Sample size factors: Population size: Small (<1,000): Need ~300 for 5% margin. Medium (1K-100K): Need ~370-380 for 5% margin. Large (>100K): Need ~385 (population size matters less). Confidence level (how sure results are accurate): 90%: Z=1.645, smaller sample. 95%: Z=1.96 (most common, balance of cost vs accuracy). 99%: Z=2.576, larger sample (very confident). Margin of error (acceptable error range): ±1%: Need ~9,600 samples (very precise). ±3%: Need ~1,067 samples (good precision). ±5%: Need ~385 samples (acceptable for most surveys). ±10%: Need ~97 samples (rough estimate only). Common scenarios: Quick poll (±10% margin, 90% confidence): ~80 samples. Standard survey (±5% margin, 95% confidence): ~385 samples. Academic research (±3% margin, 99% confidence): ~1,800 samples. Precise measurement (±1% margin, 99% confidence): ~16,600 samples. Response rate: Assume 30% response rate. If need 385 responses, contact 1,283 people (385 ÷ 0.30).
What is confidence level and margin of error?
Confidence level: Definition: Probability that true value falls within margin of error. Example (95% confidence): If 100 surveys run, 95 would have results within margin of error. 5 would miss due to random chance. Higher confidence = need more samples. 90%: Less sure, smaller sample (cost-effective). 95%: Standard (balance of accuracy and cost). 99%: Very sure, larger sample (expensive). Margin of error: Definition: Range around survey result where true value likely falls. Example (±5% margin): Survey says 60% support. True value likely between 55-65%. Smaller margin = more precise, need more samples. ±1%: Very precise (large sample needed, expensive). ±3%: Good precision (academic standard). ±5%: Acceptable (common for public polls). ±10%: Rough estimate (quick/cheap polls). Real-world example: Poll: "55% support candidate" (95% confidence, ±3% margin). Interpretation: 95% confident true support is 52-58%. 5% chance true value outside this range. To improve precision: ±1% margin: Need 3× more samples (expensive). 99% confidence: Need 2× more samples (expensive). Trade-off: Higher confidence + smaller margin = larger sample = higher cost.
How does population size affect sample size?
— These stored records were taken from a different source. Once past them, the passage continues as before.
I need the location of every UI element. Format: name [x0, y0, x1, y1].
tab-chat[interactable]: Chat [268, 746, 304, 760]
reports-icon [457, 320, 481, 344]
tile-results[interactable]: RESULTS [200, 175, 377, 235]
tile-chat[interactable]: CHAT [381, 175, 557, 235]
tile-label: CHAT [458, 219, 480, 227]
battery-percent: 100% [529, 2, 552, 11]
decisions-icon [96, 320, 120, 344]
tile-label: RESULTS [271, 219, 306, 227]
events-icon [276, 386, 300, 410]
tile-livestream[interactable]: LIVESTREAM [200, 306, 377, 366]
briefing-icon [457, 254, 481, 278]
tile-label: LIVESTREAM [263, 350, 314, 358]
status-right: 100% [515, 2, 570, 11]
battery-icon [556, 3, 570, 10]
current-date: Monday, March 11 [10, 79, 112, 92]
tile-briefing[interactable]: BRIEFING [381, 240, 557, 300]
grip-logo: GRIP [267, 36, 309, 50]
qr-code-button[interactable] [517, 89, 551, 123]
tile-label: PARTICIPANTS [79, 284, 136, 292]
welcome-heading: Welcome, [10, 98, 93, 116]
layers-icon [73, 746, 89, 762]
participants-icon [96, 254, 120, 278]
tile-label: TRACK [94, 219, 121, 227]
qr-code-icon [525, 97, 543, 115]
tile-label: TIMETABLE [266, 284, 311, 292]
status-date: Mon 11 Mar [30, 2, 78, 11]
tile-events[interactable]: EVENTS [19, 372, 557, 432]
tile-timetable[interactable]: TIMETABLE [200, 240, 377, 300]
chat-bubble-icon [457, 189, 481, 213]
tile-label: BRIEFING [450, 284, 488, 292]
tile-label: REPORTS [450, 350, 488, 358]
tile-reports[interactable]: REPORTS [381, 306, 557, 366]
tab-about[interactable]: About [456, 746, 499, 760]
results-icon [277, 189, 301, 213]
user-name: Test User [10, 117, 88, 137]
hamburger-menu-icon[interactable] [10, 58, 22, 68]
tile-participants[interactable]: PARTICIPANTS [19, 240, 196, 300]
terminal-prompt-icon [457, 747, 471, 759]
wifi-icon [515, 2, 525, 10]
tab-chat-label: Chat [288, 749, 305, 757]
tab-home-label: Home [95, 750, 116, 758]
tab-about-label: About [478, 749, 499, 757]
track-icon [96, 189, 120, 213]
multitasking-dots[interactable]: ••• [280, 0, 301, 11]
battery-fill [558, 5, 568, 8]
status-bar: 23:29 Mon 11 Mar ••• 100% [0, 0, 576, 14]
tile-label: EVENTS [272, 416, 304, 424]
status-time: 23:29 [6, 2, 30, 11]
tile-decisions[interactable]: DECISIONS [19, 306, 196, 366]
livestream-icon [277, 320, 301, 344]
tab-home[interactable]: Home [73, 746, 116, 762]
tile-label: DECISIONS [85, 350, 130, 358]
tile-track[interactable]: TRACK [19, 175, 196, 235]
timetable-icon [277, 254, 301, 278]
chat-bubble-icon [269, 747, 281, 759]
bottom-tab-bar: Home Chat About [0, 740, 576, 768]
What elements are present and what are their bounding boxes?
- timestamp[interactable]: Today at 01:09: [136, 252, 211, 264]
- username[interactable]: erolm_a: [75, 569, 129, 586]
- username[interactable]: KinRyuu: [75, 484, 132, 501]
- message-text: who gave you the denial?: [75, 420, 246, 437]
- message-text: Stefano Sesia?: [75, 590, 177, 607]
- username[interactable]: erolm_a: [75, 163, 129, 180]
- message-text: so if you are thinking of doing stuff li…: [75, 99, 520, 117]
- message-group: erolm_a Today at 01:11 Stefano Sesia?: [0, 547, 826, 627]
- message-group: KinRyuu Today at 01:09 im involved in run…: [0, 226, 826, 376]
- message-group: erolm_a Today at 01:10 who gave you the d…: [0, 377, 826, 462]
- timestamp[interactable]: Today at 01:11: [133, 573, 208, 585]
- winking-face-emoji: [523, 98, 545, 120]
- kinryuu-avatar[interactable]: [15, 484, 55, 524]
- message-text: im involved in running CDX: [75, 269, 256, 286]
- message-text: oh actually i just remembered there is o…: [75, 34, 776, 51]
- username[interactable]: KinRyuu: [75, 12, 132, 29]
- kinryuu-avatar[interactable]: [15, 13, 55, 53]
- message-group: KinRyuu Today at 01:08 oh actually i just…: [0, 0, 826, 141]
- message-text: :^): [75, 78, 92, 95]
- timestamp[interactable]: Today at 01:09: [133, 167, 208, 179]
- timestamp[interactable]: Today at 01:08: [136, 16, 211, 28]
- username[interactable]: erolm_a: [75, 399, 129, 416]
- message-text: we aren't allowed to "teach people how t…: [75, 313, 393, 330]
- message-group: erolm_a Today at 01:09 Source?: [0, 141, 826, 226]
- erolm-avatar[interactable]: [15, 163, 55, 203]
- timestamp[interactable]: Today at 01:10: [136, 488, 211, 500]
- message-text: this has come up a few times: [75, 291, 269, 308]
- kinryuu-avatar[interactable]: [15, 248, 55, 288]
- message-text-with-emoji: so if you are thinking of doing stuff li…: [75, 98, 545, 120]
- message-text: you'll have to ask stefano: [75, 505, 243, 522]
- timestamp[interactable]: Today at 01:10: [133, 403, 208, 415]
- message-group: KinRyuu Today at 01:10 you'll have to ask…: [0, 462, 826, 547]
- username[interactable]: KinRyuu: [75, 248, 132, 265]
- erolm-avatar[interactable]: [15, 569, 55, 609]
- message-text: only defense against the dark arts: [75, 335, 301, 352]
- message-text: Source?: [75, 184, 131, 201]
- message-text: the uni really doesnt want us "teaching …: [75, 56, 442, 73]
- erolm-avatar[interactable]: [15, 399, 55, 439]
Population size impact: Small populations (<1,000): Sample = large % of population. Example: 500 population needs ~220 sample (44%). Medium populations (1K-100K): Sample stabilizes around 370-385. Example: 10K population needs ~370 (3.7%). 100K population needs ~383 (0.4%). Large populations (>100K): Sample approaches 385 regardless of size. Example: 1M population needs ~384 (0.04%). 100M population needs ~385 (0.0004%). Why: Small populations: Sampling significant % reduces variability. Large populations: Sampling tiny % still captures diversity. After ~100K, size barely matters (diminishing returns). Formula adjustment: Infinite population: n₀ = (Z² × 0.25) / e². Finite population: n = n₀ / (1 + (n₀-1) / N). As N→∞, n→n₀ (finite correction disappears). Practical examples: University (5K students, ±5% margin, 95%): Need 357 samples (7%). City (100K residents, ±5%, 95%): Need 383 samples (0.4%). Country (300M people, ±5%, 95%): Need 385 samples (0.0001%). Bottom line: For populations >100K, use 385 samples (±5%, 95%) regardless of size. Smaller populations need proportionally more (but <50% ever).